BUS_year$x<-row_number(BUS_year$route_id)
ggplot(BUS_year, aes(x=x, y=time_interval)) +
  geom_point() +
  geom_label(
    label=BUS_year$route_id, 
    nudge_x = 0.25, nudge_y = 0.25, )

week_order<- c("Monday", "Tuesday", "Wednesday","Thursday","Friday","Saturday",
                                         "Sunday")
ggplot(BUS_week, aes(x=week, y=time_interval)) +
  geom_segment( aes(x=week, xend=week, y=0, yend=time_interval), color="grey") +
  geom_point( color="orange", size=4) +
  theme(
    panel.grid.major.x = element_blank(),
    panel.border = element_blank(),
    axis.ticks.x = element_blank()
  ) +
  scale_x_discrete(limits = week_order)+
  xlab("") +
  ylab("time_interval")

##Ferry data organize

##Calculate mbta scheduled travel time
Ferry_selected$mbta_sched_departure <- as.POSIXct(Ferry_selected$mbta_sched_departure)
Ferry_selected$mbta_sched_arrival<-as.POSIXct(Ferry_selected$mbta_sched_arrival)
Ferry_selected$sched_travel_time<-difftime(Ferry_selected$mbta_sched_arrival,
                                            Ferry_selected$mbta_sched_departure ,units="secs")
Ferry_selected$sched_travel_time<-as.numeric(Ferry_selected$sched_travel_time)

##Calculate actual travel time
Ferry_selected$actual_departure <- as.POSIXct(Ferry_selected$actual_departure)
Ferry_selected$actual_arrival<-as.POSIXct(Ferry_selected$actual_arrival)
Ferry_selected$actual_travel_time<-difftime(Ferry_selected$mbta_sched_arrival,
                                            Ferry_selected$mbta_sched_departure ,units="secs")
Ferry_selected$actual_travel_time<-as.numeric(Ferry_selected$actual_travel_time)

##Calculate the absolute value of time difference between scheduled arrive and actual arrive
Ferry_selected$arrival_interval<-difftime(Ferry_selected$actual_arrival,
                                            Ferry_selected$mbta_sched_arrival ,units="secs")
Ferry_selected$arrival_interval<-abs(as.numeric(Ferry_selected$arrival_interval))
##subset data
Ferry_sub1<-Ferry_selected%>%select(route_id,sched_travel_time,actual_travel_time)
Ferry_sub2<-Ferry_selected%>%select(route_id,arrival_interval)

<Ferry data visualization>

The first plot shows that the actual travel time and scheduled travel time are very close because the slope of these scatter points is close to 45 degrees.
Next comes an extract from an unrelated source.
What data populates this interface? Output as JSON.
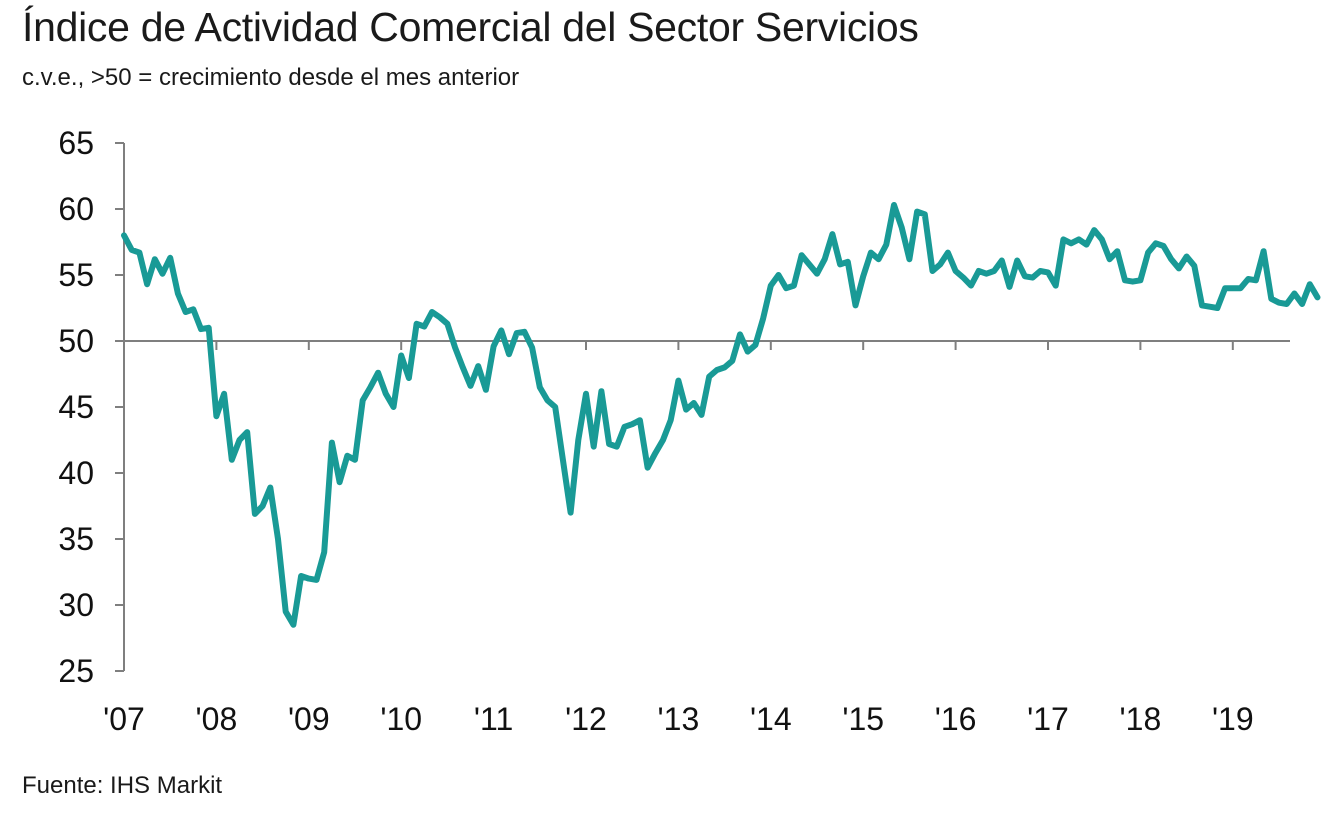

The Second plot shows that the F2H ferry route has the largest range of time difference between scheduled and actual arrival times.

ggplot(Ferry_sub1, aes(x=sched_travel_time, y=actual_travel_time, shape=route_id)) + 
    geom_point(size=3,color="#69b3a2") 

ggplot(Ferry_sub2, aes(x=route_id, y=arrival_interval, fill=route_id)) + 
  geom_boxplot() +
  xlab("route_id") +
  theme(legend.position="none") +
  xlab("") +
  xlab("")

<Conculsion>

According to the results of EDA, we can see that the travel time between stops of each line varies greatly and is different in a week. The EDA of the MBTA bus and ferry shows that the actual arrival time has different from the scheduled arrival time. The MBTA transportations always arrive earlier or later than scheduled.